The first stars: CEMP--no stars and signatures of spinstars

TL;DR

This paper investigates the origins of peculiar chemical abundances in CEMP-no stars, suggesting that fast-rotating massive stars with partial mixing and stellar winds better explain observed patterns than traditional supernova or AGB models.

Contribution

It introduces a new classification scheme for CEMP-no stars based on their chemical signatures and highlights the role of rotating massive stars with partial mixing in their nucleosynthesis.

Findings

CEMP-no stars show products of He-burning with partial CNO processing.

Standard AGB and supernova models cannot fully explain observed abundances.

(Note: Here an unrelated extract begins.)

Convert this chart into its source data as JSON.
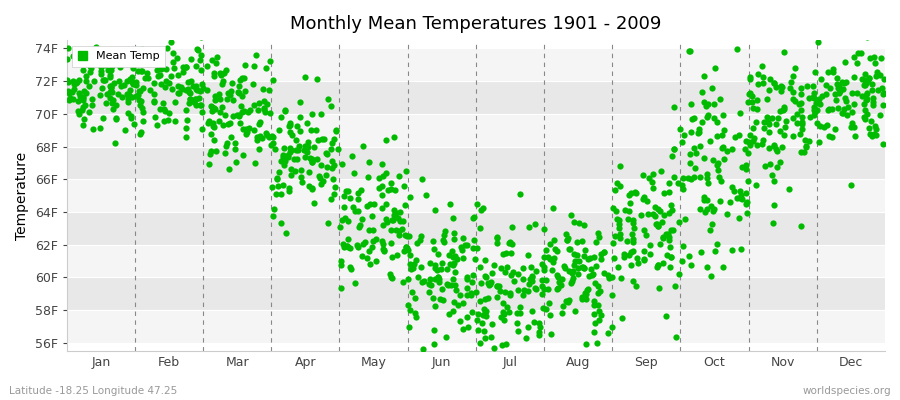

Stellar winds of fast-rotating massive stars better match the observed chemical patterns.

Abstract

(Abridged) The CEMP--no stars are "carbon-enhanced-metal-poor" stars that in principle show no evidence of s-- and r--elements from neutron captures. We try to understand the origin and nucleosynthetic site of their peculiar CNO, Ne--Na, and Mg--Al abundances. We compare the observed abundances to the nucleosynthetic predictions of AGB models and of models of rotating massive stars with internal mixing and mass loss. We also analyze the different behaviors of $\alpha$-- and CNO--elements, as well the abundances of elements involved in the Ne--Na and Mg--Al cycles. We show that CEMP-no stars exhibit products of He--burning that have gone through partial mixing and processing by the CNO cycle, producing low $^{12}$C/$^{13}$C and a broad variety of [C/N] and [O/N] ratios. From a $^{12}$C/$^{13}$C vs. [C/N] diagram, we conclude that neither the yields of AGB stars (in binaries or not) nor the yields of classic supernovae can fully account for the observed CNO abundances in CEMP-no stars. Better agreement is obtained once the chemical contribution by stellar winds of fast-rotating massive stars is taken into account, where partial mixing takes place, leading to various amounts of CNO being ejected. CEMP--no stars present a wide variety in the [C/Fe], [N/Fe], [O/Fe], [Na/Fe], [Mg/Fe], [Al/Fe], and [Sr/Fe] ratios. We show that back-and-forth, partial mixing between the He-- and H--regions may account for this variety. Some s--elements, mainly of the first peak, may even be produced by these processes in a small fraction of the CEMP--no stars. We propose a classification scheme for the CEMP--no and low--s stars, based on the changes in composition produced by these successive back-and-forth mixing motions.